Although stage 2 futility was not passed, tazemetostat treatment resulted in long-term clinical activity in 2/13 pts with INI1-negative sarcomas and 1/16 with an INI1-negative solid tumor with generally mild to moderate AEs.

Clinical trial identification

NCT02601950.

Legal entity responsible for the study

Epizyme, Inc.

Funding

Epizyme, Inc.

Editorial Acknowledgement

Third-party writing assistance was provided by Katie Crosslin, PhD, and Andrea Eckhart, PhD, of Ashfield Healthcare Communications (a UDG Healthcare plc company), and supported by Epizyme, Inc.

Disclosure

R.L. Jones: Consultant: Adaptimmune, Blueprint, Clinigen, Eisai, Epizyme, Daichii, Deciphera, Immunedesign, Lilly, Merck, PharmaMar. G.D.D. Demetri: Bayer, Novartis, Pfizer, Janssen Oncology, Ignyta, Loxo Oncology, AbbVie, Epizyme, Adaptimmune - Research support to Dana-Farber for GD as PI in clinical trial agreements in DFCI sarcoma unit; Novartis, Pfizer, EMD-Serono, Sanofi Oncology, Janssen Oncology, Ignyta, Loxo Oncology, Mirati Therapeutics, Epizyme, PharmaMar, Daiichi-Sankyo, WIRB Copernicus Group, ZioPharm, Polaris - Consultant, fees; Novartis - patent licensed to Novartis from Dana-Farber with royalty paid; Blueprint, Merrimack, G1, Caris Life Sciences, Champions Oncology, Bessor Pharmaceuticals - Consultant or member, scientific Advisory Board, fees, equity; Blueprint, Merrimack - Member, board of directors; Bessor Pharmaceuticals - Consultant, equity (minor-stake, non public).
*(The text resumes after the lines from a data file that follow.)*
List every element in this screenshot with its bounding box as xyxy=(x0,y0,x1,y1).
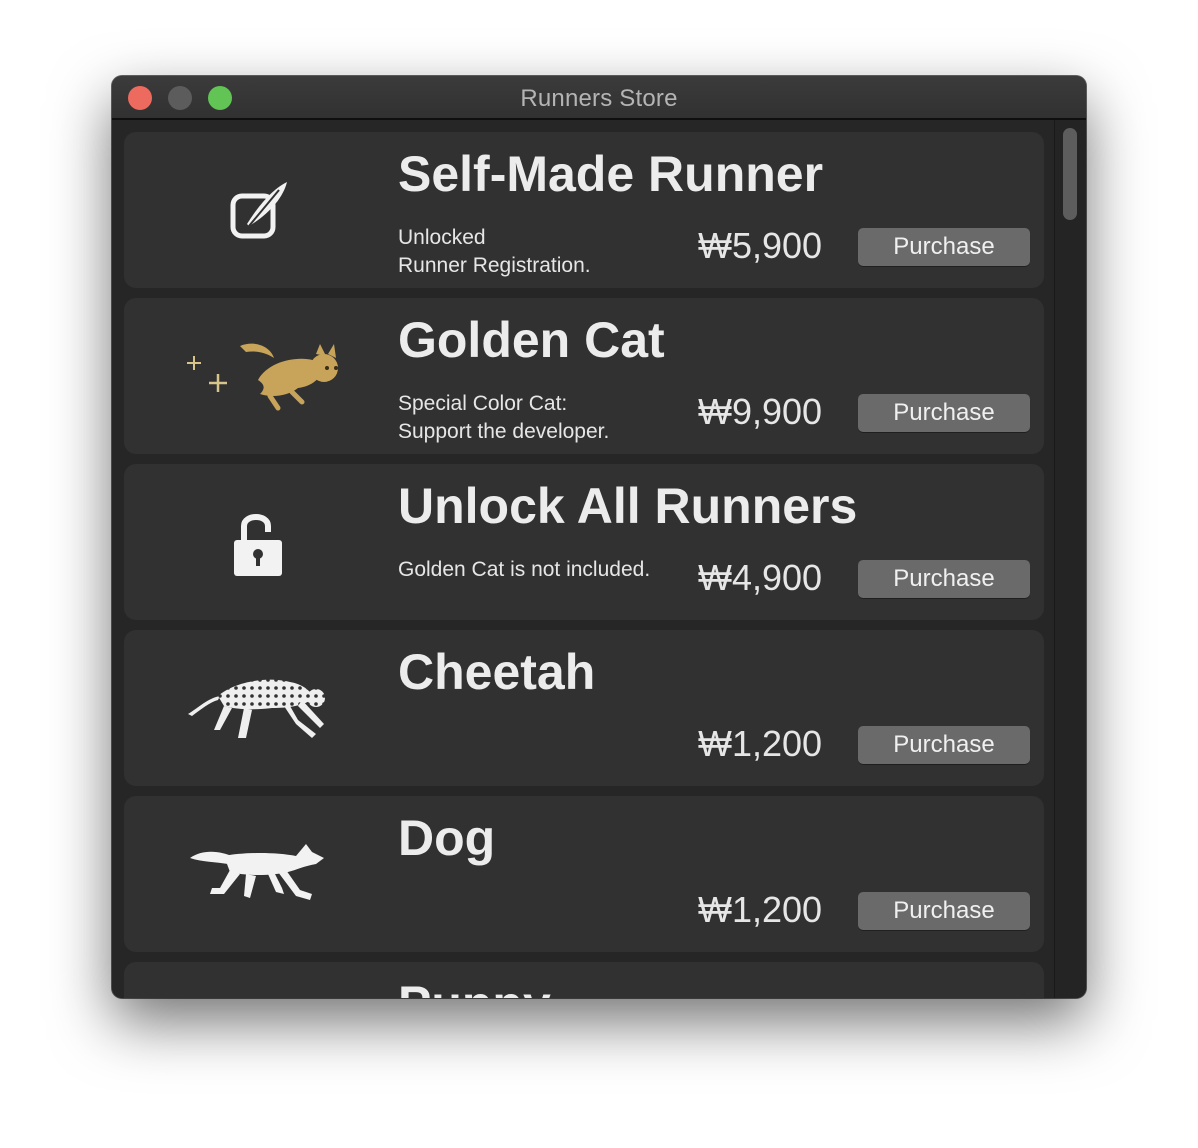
purchase-button[interactable]: Purchase xyxy=(858,726,1030,764)
puppy-icon xyxy=(154,980,364,998)
item-title: Cheetah xyxy=(398,644,596,700)
item-description-line: Golden Cat is not included. xyxy=(398,558,651,581)
item-description: Unlocked Runner Registration. xyxy=(398,224,698,280)
compose-icon xyxy=(154,150,364,270)
store-item-golden-cat: Golden Cat Special Color Cat: Support th… xyxy=(124,298,1044,454)
item-price: ₩5,900 xyxy=(698,225,823,266)
item-price: ₩1,200 xyxy=(698,723,823,764)
store-item-puppy: Puppy xyxy=(124,962,1044,998)
purchase-button[interactable]: Purchase xyxy=(858,394,1030,432)
store-item-dog: Dog ₩1,200 Purchase xyxy=(124,796,1044,952)
item-title: Golden Cat xyxy=(398,312,665,368)
store-item-self-made-runner: Self-Made Runner Unlocked Runner Registr… xyxy=(124,132,1044,288)
purchase-button[interactable]: Purchase xyxy=(858,892,1030,930)
item-description: Special Color Cat: Support the developer… xyxy=(398,390,698,446)
item-price: ₩4,900 xyxy=(698,557,823,598)
item-description-line: Unlocked xyxy=(398,226,486,249)
golden-cat-icon xyxy=(154,316,364,436)
item-description: Golden Cat is not included. xyxy=(398,556,698,584)
purchase-button[interactable]: Purchase xyxy=(858,560,1030,598)
item-description-line: Runner Registration. xyxy=(398,254,591,277)
item-title: Puppy xyxy=(398,976,551,998)
item-description-line: Support the developer. xyxy=(398,420,610,443)
purchase-button[interactable]: Purchase xyxy=(858,228,1030,266)
store-item-cheetah: Cheetah ₩1,200 Purchase xyxy=(124,630,1044,786)
item-price: ₩9,900 xyxy=(698,391,823,432)
item-title: Dog xyxy=(398,810,496,866)
scrollbar-thumb[interactable] xyxy=(1063,128,1077,220)
vertical-scrollbar[interactable] xyxy=(1054,120,1086,998)
store-item-unlock-all: Unlock All Runners Golden Cat is not inc… xyxy=(124,464,1044,620)
item-description-line: Special Color Cat: xyxy=(398,392,568,415)
store-window: Runners Store Self-Made Runner Unlocked … xyxy=(112,76,1086,998)
title-bar[interactable]: Runners Store xyxy=(112,76,1086,120)
dog-icon xyxy=(154,814,364,934)
item-price: ₩1,200 xyxy=(698,889,823,930)
item-title: Self-Made Runner xyxy=(398,146,824,202)
store-list[interactable]: Self-Made Runner Unlocked Runner Registr… xyxy=(112,120,1086,998)
cheetah-icon xyxy=(154,648,364,768)
item-title: Unlock All Runners xyxy=(398,478,858,534)
window-title: Runners Store xyxy=(520,85,678,112)
lock-open-icon xyxy=(154,482,364,602)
O. Mir: Consultancy: Amgen, Astra-Zeneca, Bayer, Blueprint, Bristol Myers-Squibb, Eli-Lilly, Incyte, Ipsen, Lundbeck, MSD, Novartis, Pfizer, Roche, Servier, Vifor. Board membership: Amgen, Astra-Zeneca, Bayer, Blueprint, Bristol Myers-Squibb, Eli-Lilly, Lundbeck, MSD, Novartis, Pfizer, Roche, Servier, Vifor. Speakers bureau: Eli-Lilly, Roche, Servier. Stock ownership: Amplitude surgical, Transgene. Employee: Gustave Roussy. A. Italiano: Advisory board consulting: Epizyme. T.W-W. Chen: Research fund, honorarium: Eisai; Honorarium: Novartis. P. Schöffski: Institutional honorarium for advisory function: Epizyme. T. Jahan: Research funding: Aduro Biotech, Acerta Pharma, AstraZeneca/MedImmune, Lilly, Boehringer Ingelheim, Kadmon, BMS, Polaris, Epizyme. M. Roche, S. Daigle, I. Sapir, A. Clawson: Paid employee and stock: Epizyme. M. Gounder: Paid consultant and board member: Epizyme; Medical advisory board: Karyopharm; Advisory board and honorarium: Daiichi, TRACON; Honorarium: Amgen. All other authors have declared no conflicts of interest.